PHP API
The package is primarily driven through Artisan, but the same engine is exposed
as normal Laravel services for test suites, custom dashboards, and host
application workflows.
All examples assume the package service provider has been loaded by Laravel’s
package discovery and the host app has published config/eval-harness.php.
Eval engine
Resolve Padosoft\EvalHarness\EvalEngine from the container when you need to
register datasets and run a system under test directly.
use Padosoft\EvalHarness\EvalEngine;
$report = app(EvalEngine::class)
->registerDataset($dataset)
->run('rag.factuality', fn (string $input) => app(RagAgent::class)->answer($input));
The SUT can be a callable, a SampleRunner, or a SampleInvocation-aware
callable. Use the command path when you want exit-code behavior; use the service
path when another workflow owns orchestration.
Dataset builder
Programmatic datasets are useful for generated adversarial seeds, test fixtures,
or host applications that already store canonical cases elsewhere.

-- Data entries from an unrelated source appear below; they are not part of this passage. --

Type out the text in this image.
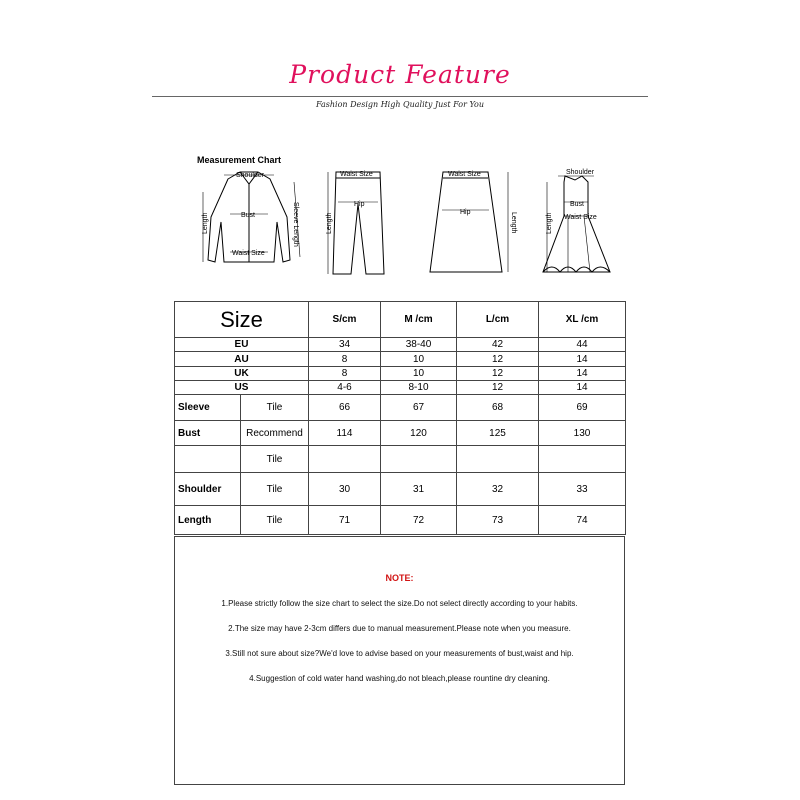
Product Feature
Fashion Design High Quality Just For You
Measurement Chart
Shoulder
Bust
Waist Size
Length	Sleeve Length
Waist Size
Hip
Length
Waist Size
Hip	Length
Shoulder
Bust
Waist Size
Length
Size		S/cm	M /cm	L/cm	XL /cm
EU		34	38-40	42	44
AU		8	10	12	14
UK		8	10	12	14
US		4-6	8-10	12	14
Sleeve	Tile	66	67	68	69
Bust	Recommend	114	120	125	130
	Tile				
Shoulder	Tile	30	31	32	33
Length	Tile	71	72	73	74
NOTE:
1.Please strictly follow the size chart to select the size.Do not select directly according to your habits.
2.The size may have 2-3cm differs due to manual measurement.Please note when you measure.
3.Still not sure about size?We'd love to advise based on your measurements of bust,waist and hip.
4.Suggestion of cold water hand washing,do not bleach,please rountine dry cleaning.
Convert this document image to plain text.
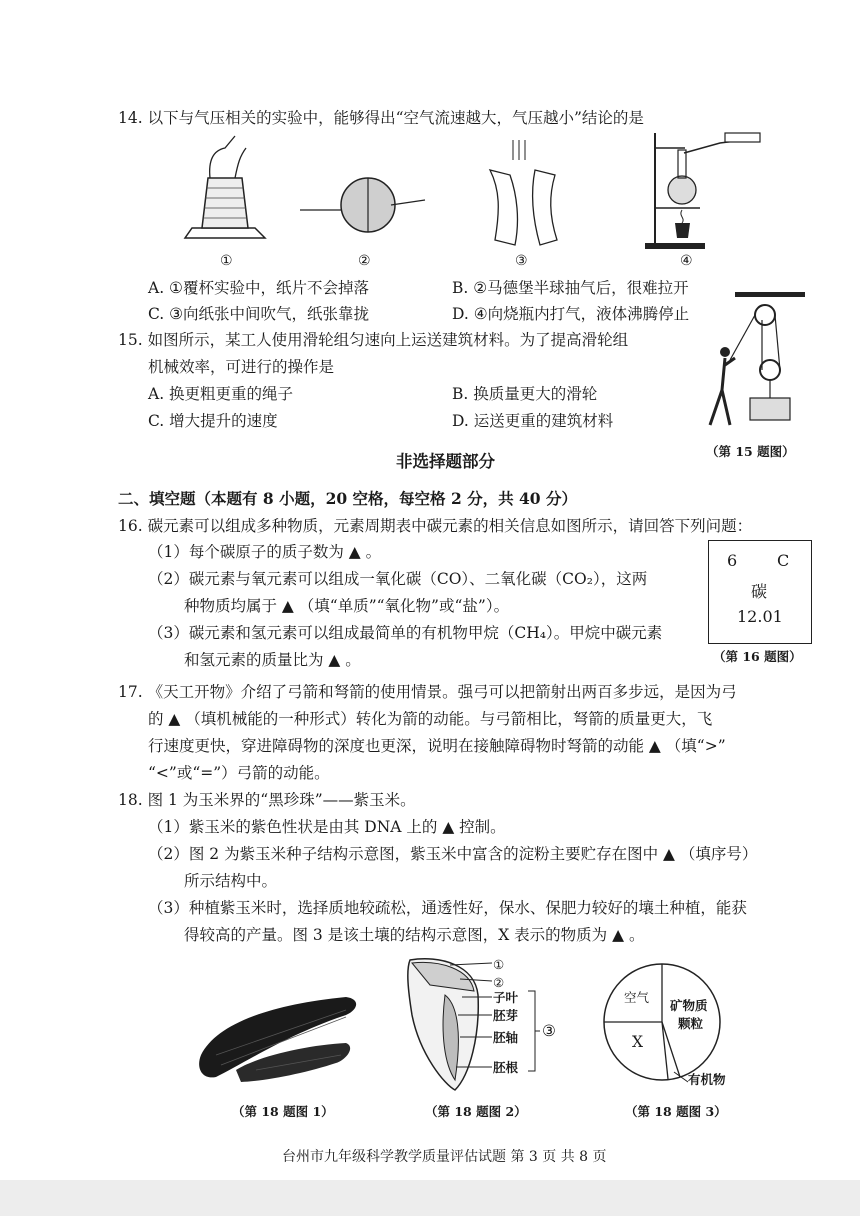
14. 以下与气压相关的实验中，能够得出“空气流速越大，气压越小”结论的是
①	②	③	④
A. ①覆杯实验中，纸片不会掉落	B. ②马德堡半球抽气后，很难拉开
C. ③向纸张中间吹气，纸张靠拢	D. ④向烧瓶内打气，液体沸腾停止
15. 如图所示，某工人使用滑轮组匀速向上运送建筑材料。为了提高滑轮组
机械效率，可进行的操作是
A. 换更粗更重的绳子	B. 换质量更大的滑轮
C. 增大提升的速度	D. 运送更重的建筑材料
（第 15 题图）
非选择题部分
二、填空题（本题有 8 小题，20 空格，每空格 2 分，共 40 分）
16. 碳元素可以组成多种物质，元素周期表中碳元素的相关信息如图所示，请回答下列问题：
（1）每个碳原子的质子数为 ▲ 。
（2）碳元素与氧元素可以组成一氧化碳（CO）、二氧化碳（CO₂），这两
种物质均属于 ▲ （填“单质”“氧化物”或“盐”）。
（3）碳元素和氢元素可以组成最简单的有机物甲烷（CH₄）。甲烷中碳元素
和氢元素的质量比为 ▲ 。
6 C
碳
12.01
（第 16 题图）
17. 《天工开物》介绍了弓箭和弩箭的使用情景。强弓可以把箭射出两百多步远，是因为弓
的 ▲ （填机械能的一种形式）转化为箭的动能。与弓箭相比，弩箭的质量更大，飞
行速度更快，穿进障碍物的深度也更深，说明在接触障碍物时弩箭的动能 ▲ （填“>”
“<”或“=”）弓箭的动能。
18. 图 1 为玉米界的“黑珍珠”——紫玉米。
（1）紫玉米的紫色性状是由其 DNA 上的 ▲ 控制。
（2）图 2 为紫玉米种子结构示意图，紫玉米中富含的淀粉主要贮存在图中 ▲ （填序号）
所示结构中。
（3）种植紫玉米时，选择质地较疏松，通透性好，保水、保肥力较好的壤土种植，能获
得较高的产量。图 3 是该土壤的结构示意图，X 表示的物质为 ▲ 。
（第 18 题图 1）
①
②
子叶
胚芽
胚轴
胚根
③
（第 18 题图 2）
空气
矿物质
颗粒
X
有机物
（第 18 题图 3）
台州市九年级科学教学质量评估试题 第 3 页 共 8 页
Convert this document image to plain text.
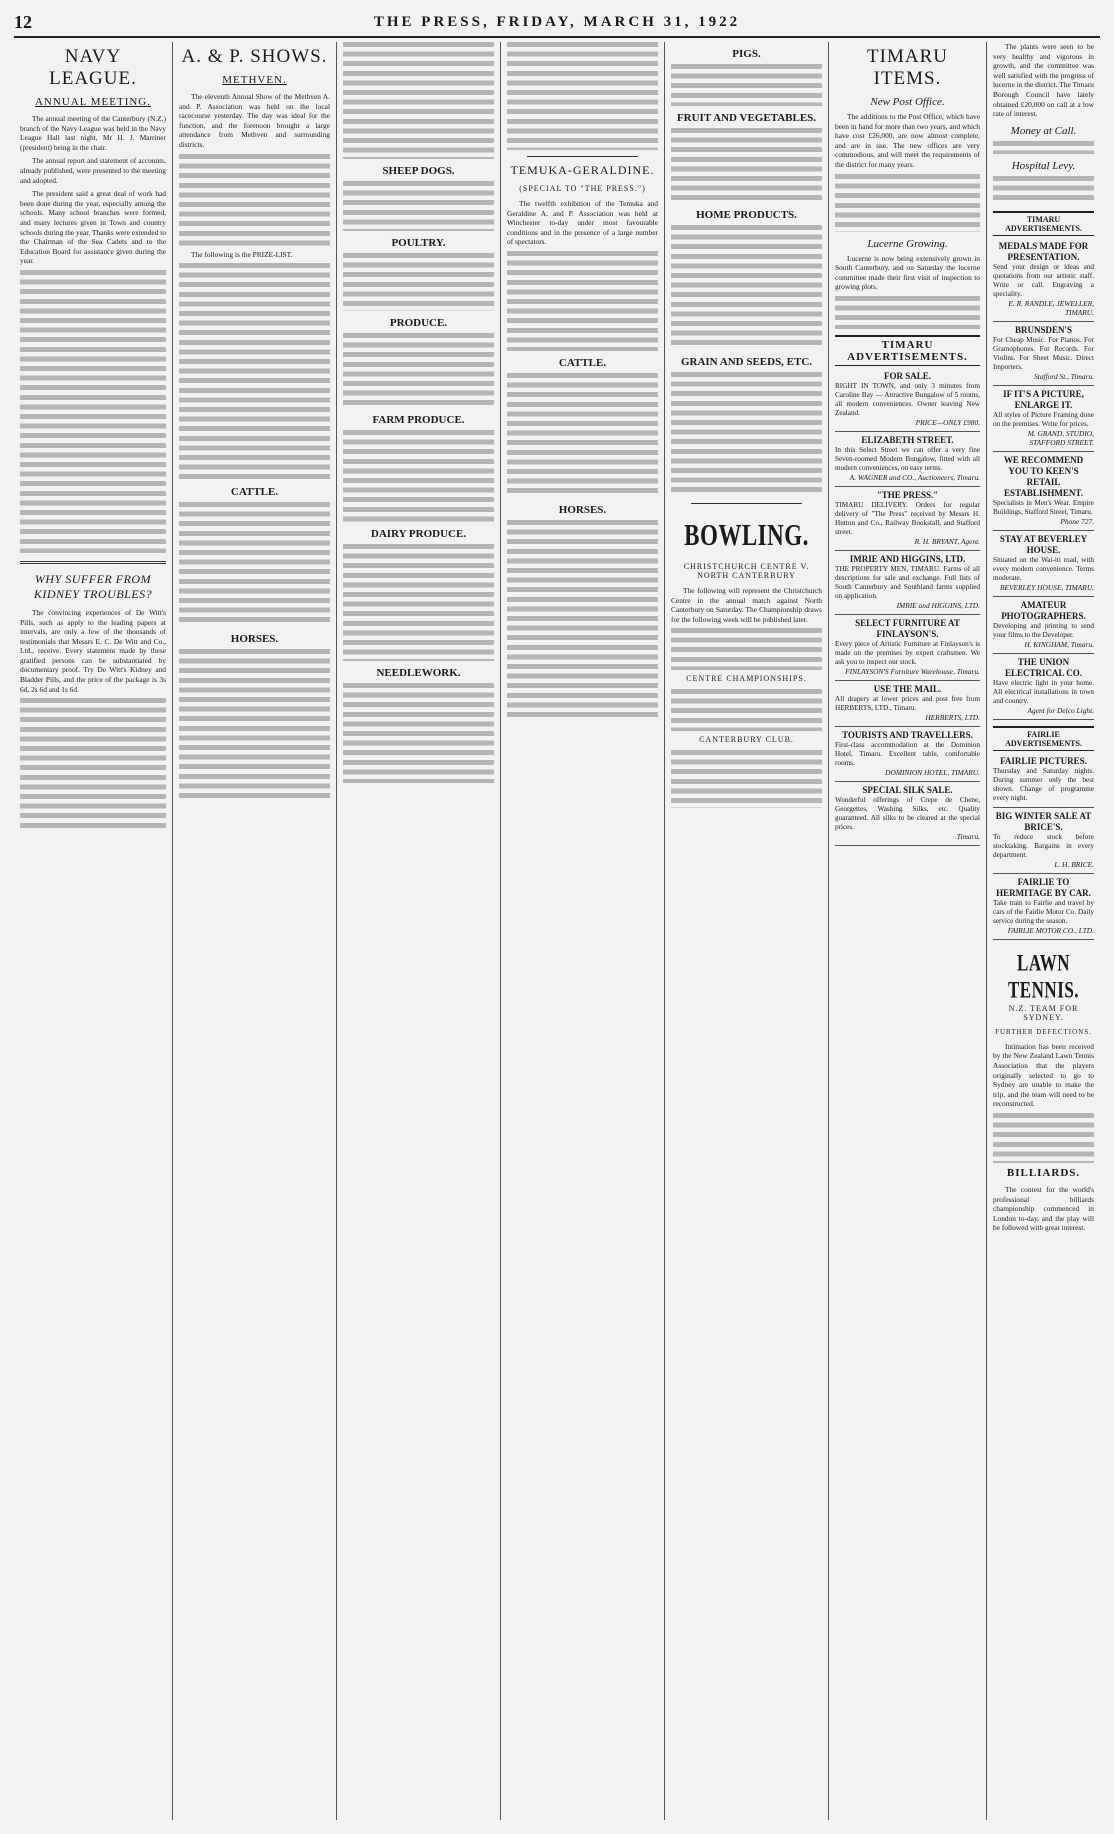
12	THE PRESS, FRIDAY, MARCH 31, 1922
NAVY LEAGUE.
ANNUAL MEETING.

The annual meeting of the Canterbury (N.Z.) branch of the Navy League was held in the Navy League Hall last night, Mr H. J. Marriner (president) being in the chair.

The annual report and statement of accounts, already published, were presented to the meeting and adopted.

The president said a great deal of work had been done during the year, especially among the schools. Many school branches were formed, and many lectures given in Town and country schools during the year. Thanks were extended to the Chairman of the Sea Cadets and to the Education Board for assistance given during the year.

WHY SUFFER FROM KIDNEY TROUBLES?

The convincing experiences of De Witt's Pills, such as apply to the leading papers at intervals, are only a few of the thousands of testimonials that Messrs E. C. De Witt and Co., Ltd., receive. Every statement made by these gratified persons can be substantiated by documentary proof. Try De Witt's Kidney and Bladder Pills, and the price of the package is 3s 6d, 2s 6d and 1s 6d.

A. & P. SHOWS.
METHVEN.

The eleventh Annual Show of the Methven A. and P. Association was held on the local racecourse yesterday. The day was ideal for the function, and the forenoon brought a large attendance from Methven and surrounding districts.

The following is the PRIZE-LIST.

CATTLE.
HORSES.
SHEEP DOGS.
POULTRY.
PRODUCE.
FARM PRODUCE.
DAIRY PRODUCE.
NEEDLEWORK.
TEMUKA-GERALDINE.
(SPECIAL TO "THE PRESS.")

The twelfth exhibition of the Temuka and Geraldine A. and P. Association was held at Winchester to-day under most favourable conditions and in the presence of a large number of spectators.

CATTLE.
HORSES.
PIGS.
FRUIT AND VEGETABLES.
HOME PRODUCTS.
GRAIN AND SEEDS, ETC.
BOWLING.
CHRISTCHURCH CENTRE V. NORTH CANTERBURY

The following will represent the Christchurch Centre in the annual match against North Canterbury on Saturday. The Championship draws for the following week will be published later.

CENTRE CHAMPIONSHIPS.
CANTERBURY CLUB.
TIMARU ITEMS.
New Post Office.

The additions to the Post Office, which have been in hand for more than two years, and which have cost £26,000, are now almost complete, and are in use. The new offices are very commodious, and will meet the requirements of the district for many years.

Lucerne Growing.

Lucerne is now being extensively grown in South Canterbury, and on Saturday the lucerne committee made their first visit of inspection to growing plots.

TIMARU ADVERTISEMENTS.
FOR SALE.
RIGHT IN TOWN, and only 3 minutes from Caroline Bay — Attractive Bungalow of 5 rooms, all modern conveniences. Owner leaving New Zealand.
PRICE—ONLY £980.
ELIZABETH STREET.
In this Select Street we can offer a very fine Seven-roomed Modern Bungalow, fitted with all modern conveniences, on easy terms.
A. WAGNER and CO., Auctioneers, Timaru.
"THE PRESS."
TIMARU DELIVERY. Orders for regular delivery of "The Press" received by Messrs H. Hutton and Co., Railway Bookstall, and Stafford street.
R. H. BRYANT, Agent.
IMRIE AND HIGGINS, LTD.
THE PROPERTY MEN, TIMARU. Farms of all descriptions for sale and exchange. Full lists of South Canterbury and Southland farms supplied on application.
IMRIE and HIGGINS, LTD.
SELECT FURNITURE AT FINLAYSON'S.
Every piece of Artistic Furniture at Finlayson's is made on the premises by expert craftsmen. We ask you to inspect our stock.
FINLAYSON'S Furniture Warehouse, Timaru.
USE THE MAIL.
All drapery at lower prices and post free from HERBERTS, LTD., Timaru.
HERBERTS, LTD.
TOURISTS AND TRAVELLERS.
First-class accommodation at the Dominion Hotel, Timaru. Excellent table, comfortable rooms.
DOMINION HOTEL, TIMARU.
SPECIAL SILK SALE.
Wonderful offerings of Crepe de Chene, Georgettes, Washing Silks, etc. Quality guaranteed. All silks to be cleared at the special prices.
Timaru.

The plants were seen to be very healthy and vigorous in growth, and the committee was well satisfied with the progress of lucerne in the district. The Timaru Borough Council have lately obtained £20,000 on call at a low rate of interest.

Money at Call.
Hospital Levy.
TIMARU ADVERTISEMENTS.
MEDALS MADE FOR PRESENTATION.
Send your design or ideas and quotations from our artistic staff. Write or call. Engraving a speciality.
E. R. RANDLE, JEWELLER, TIMARU.
BRUNSDEN'S
For Cheap Music. For Pianos. For Gramophones. For Records. For Violins. For Sheet Music. Direct Importers.
Stafford St., Timaru.
IF IT'S A PICTURE, ENLARGE IT.
All styles of Picture Framing done on the premises. Write for prices.
M. GRAND, STUDIO, STAFFORD STREET.
WE RECOMMEND YOU TO KEEN'S RETAIL ESTABLISHMENT.
Specialists in Men's Wear. Empire Buildings, Stafford Street, Timaru.
Phone 727.
STAY AT BEVERLEY HOUSE.
Situated on the Wai-iti road, with every modern convenience. Terms moderate.
BEVERLEY HOUSE, TIMARU.
AMATEUR PHOTOGRAPHERS.
Developing and printing to send your films to the Developer.
H. KINGHAM, Timaru.
THE UNION ELECTRICAL CO.
Have electric light in your home. All electrical installations in town and country.
Agent for Delco Light.
FAIRLIE ADVERTISEMENTS.
FAIRLIE PICTURES.
Thursday and Saturday nights. During summer only the best shown. Change of programme every night.
BIG WINTER SALE AT BRICE'S.
To reduce stock before stocktaking. Bargains in every department.
L. H. BRICE.
FAIRLIE TO HERMITAGE BY CAR.
Take train to Fairlie and travel by cars of the Fairlie Motor Co. Daily service during the season.
FAIRLIE MOTOR CO., LTD.
LAWN TENNIS.
N.Z. TEAM FOR SYDNEY.
FURTHER DEFECTIONS.

Intimation has been received by the New Zealand Lawn Tennis Association that the players originally selected to go to Sydney are unable to make the trip, and the team will need to be reconstructed.

BILLIARDS.

The contest for the world's professional billiards championship commenced in London to-day, and the play will be followed with great interest.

use Padosoft\EvalHarness\Datasets\DatasetBuilder;
$dataset = DatasetBuilder::make('rag.factuality')
->sample(
id: 'refund-policy',
input: 'How long do I have to request a refund?',
expectedOutput: 'Refunds are available within 30 days.',
metadata: ['tags' => ['policy', 'refunds']],
)
->metric('contains')
->metric('llm-as-judge')
->build();
Metrics
Custom metrics implement Padosoft\EvalHarness\Metrics\Metric and return a
MetricScore between 0.0 and 1.0.
use Padosoft\EvalHarness\Datasets\DatasetSample;
use Padosoft\EvalHarness\Metrics\Metric;
use Padosoft\EvalHarness\Metrics\MetricScore;
final class StartsWithExpectedMetric implements Metric
{
public function name(): string
{
return 'starts-with-expected';
}
public function score(DatasetSample $sample, mixed $actual): MetricScore
{
return new MetricScore(str_starts_with((string) $actual, (string) $sample->expectedOutput) ? 1.0 : 0.0);
}
}
Register an instance in the dataset, pass an FQCN string, or bind it behind a
container alias consumed by MetricResolver.
Saved outputs
Use SavedOutputsLoader when generation and scoring are deliberately separated.
The loaded outputs can be passed through the same metrics and report renderers as
a live run.
use Padosoft\EvalHarness\Outputs\SavedOutputsLoader;
$outputs = app(SavedOutputsLoader::class)->load(base_path('storage/eval/outputs.json'));
$report = app(EvalEngine::class)->scoreOutputs('rag.factuality', $outputs);
Online monitor
OnlineMonitor::capture() samples production traffic according to config and
queues JudgeLiveSampleJob when the sample is selected.
use Padosoft\EvalHarness\Online\OnlineMonitor;
app(OnlineMonitor::class)->capture(
dataset: 'rag.factuality',
input: $question,
expectedOutput: $expectedAnswer,
actualOutput: $agentAnswer,
metadata: ['tenant' => $tenantId],
);
Do not put secrets, raw provider payloads, or customer PII in metadata. Reports
and trend APIs are intentionally optimized for quality signals, not audit-log
retention.
Worked example
Build a tiny dataset
Define one or two cases with
DatasetBuilderinside a PHPUnit test.Register a deterministic SUT
Pass a closure that returns fixed outputs so the test is network-free.
Assert the aggregate
Read the returned
EvalReportand assert the metric aggregate or macro-F1
threshold that matters for the code path under test.
Gotchas and limits
The service path does not fail CI by itself
Artisan commands translate report failures into process exit codes. Direct PHP
calls return a report object, so the host test or job must make the assertion.
Provider-backed metrics still need configured clients
llm-as-judge, refusal-quality, cosine-embedding, and bertscore-like
resolve judge or embedding clients from the container. Fake those bindings in
unit tests.
Saved outputs bypass batch options
When scoring precomputed outputs, the package does not dispatch the SUT, so
batch profile, queue, concurrency, timeout, and rate-limit flags are irrelevant.